Let's talk about datasets. A far more serious and ubiquitous problem is eliminating bullshit from otherwise-good datasets. Unintentionally poisoned, you might say. Or data created by kooks, lots of that in the mix, too
Furthermore, mundus vult decipi, ergo decipiatur. People enjoy being told lies, so go ahead and tell 'em lies. Immensely profitable, too.
The longer I observe the peristalsis of this LLM - and the humans using it - the more I feel like Zorg from Fifth Element.
@alxd if the training data wasn't made available, how can the model be open?
@alxd
As I understand it, they are indiscriminately ducking in everything - truth, fiction, lies, propaganda, jokes, memes, everything - without regard for truthfulness.
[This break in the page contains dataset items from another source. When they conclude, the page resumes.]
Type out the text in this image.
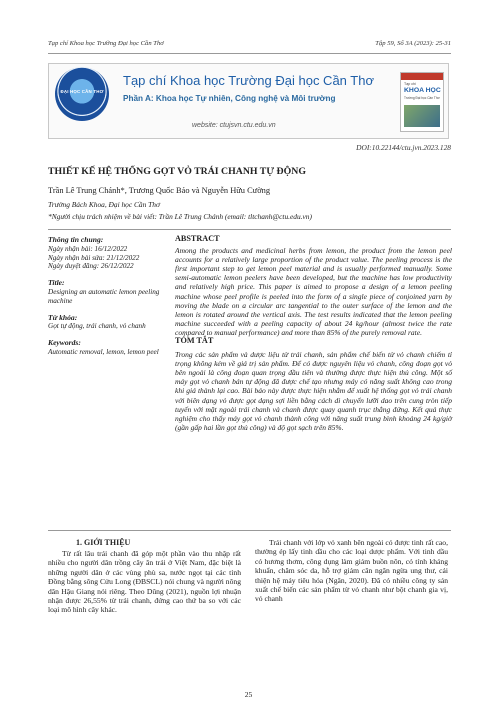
Tạp chí Khoa học Trường Đại học Cần Thơ	Tập 59, Số 3A (2023): 25-31
ĐẠI HỌC CẦN THƠ
Tạp chí Khoa học Trường Đại học Cần Thơ
Phần A: Khoa học Tự nhiên, Công nghệ và Môi trường
website: ctujsvn.ctu.edu.vn
Tạp chí
KHOA HỌC
Trường Đại học Cần Thơ
DOI:10.22144/ctu.jvn.2023.128
THIẾT KẾ HỆ THỐNG GỌT VỎ TRÁI CHANH TỰ ĐỘNG
Trần Lê Trung Chánh*, Trương Quốc Bảo và Nguyễn Hữu Cường
Trường Bách Khoa, Đại học Cần Thơ
*Người chịu trách nhiệm về bài viết: Trần Lê Trung Chánh (email: tltchanh@ctu.edu.vn)
Thông tin chung:
Ngày nhận bài: 16/12/2022
Ngày nhận bài sửa: 21/12/2022
Ngày duyệt đăng: 26/12/2022
Title:
Designing an automatic lemon peeling machine
Từ khóa:
Gọt tự động, trái chanh, vỏ chanh
Keywords:
Automatic removal, lemon, lemon peel
ABSTRACT

Among the products and medicinal herbs from lemon, the product from the lemon peel accounts for a relatively large proportion of the product value. The peeling process is the first important step to get lemon peel material and is usually performed manually. Some semi-automatic lemon peelers have been developed, but the machine has low productivity and relatively high price. This paper is aimed to propose a design of a lemon peeling machine whose peel profile is peeled into the form of a single piece of conjoined yarn by moving the blade on a circular arc tangential to the outer surface of the lemon and the lemon is rotated around the vertical axis. The test results indicated that the lemon peeling machine succeeded with a peeling capacity of about 24 kg/hour (almost twice the rate compared to manual performance) and more than 85% of the purely removal rate.

TÓM TẮT

Trong các sản phẩm và dược liệu từ trái chanh, sản phẩm chế biến từ vỏ chanh chiếm tỉ trọng không kém về giá trị sản phẩm. Để có được nguyên liệu vỏ chanh, công đoạn gọt vỏ bên ngoài là công đoạn quan trọng đầu tiên và thường được thực hiện thủ công. Một số máy gọt vỏ chanh bán tự động đã được chế tạo nhưng máy có năng suất không cao trong khi giá thành lại cao. Bài báo này được thực hiện nhằm để xuất hệ thống gọt vỏ trái chanh với biên dạng vỏ được gọt dạng sợi liền bằng cách di chuyển lưỡi dao trên cung tròn tiếp tuyến với mặt ngoài trái chanh và chanh được quay quanh trục thẳng đứng. Kết quả thực nghiệm cho thấy máy gọt vỏ chanh thành công với năng suất trung bình khoảng 24 kg/giờ (gần gấp hai lần gọt thủ công) và độ gọt sạch trên 85%.

1. GIỚI THIỆU

Từ rất lâu trái chanh đã góp một phần vào thu nhập rất nhiều cho người dân trồng cây ăn trái ở Việt Nam, đặc biệt là những người dân ở các vùng phù sa, nước ngọt tại các tỉnh Đồng bằng sông Cửu Long (ĐBSCL) nói chung và người nông dân Hậu Giang nói riêng. Theo Dũng (2021), nguồn lợi nhuận nhận được 26,55% từ trái chanh, đứng cao thứ ba so với các loại mô hình cây khác.

Trái chanh với lớp vỏ xanh bên ngoài có được tinh rất cao, thường ép lấy tinh dầu cho các loại dược phẩm. Với tinh dầu có hương thơm, công dụng làm giảm buồn nôn, có tính kháng khuẩn, chăm sóc da, hỗ trợ giảm cân ngăn ngừa ung thư, cải thiện hệ máy tiêu hóa (Ngân, 2020). Đã có nhiều công ty sản xuất chế biến các sản phẩm từ vỏ chanh như bột chanh gia vị, vỏ chanh

25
And it's only the training prompts and answers that attempt to keep them truthful and factual. See also "jailbreaking" LLMs.
@alxd don’t use LLMs.
@alxd I wish a historian would chime in on this thread (sorry if I missed someone). Manipulated history, missing, and multiple narratives are normal, not just as far back as we have writing, but as far back as DNA goes (search on LUCA debate). LLMs are a problem, but we’re in a Red Queen race on preserving knowable history, not in a qualitatively new one. You wanted fracked up, imagine post internet archeologists trying to make sense of us. No surviving records at all.
@alxd there is a book about that… kind of… Animal Farm by George Orwell
@alxd who woulda thunk
@alxd it's simple.
Imagine the worst thing ever.
Now assume whatever they come up with is at least 10x worse.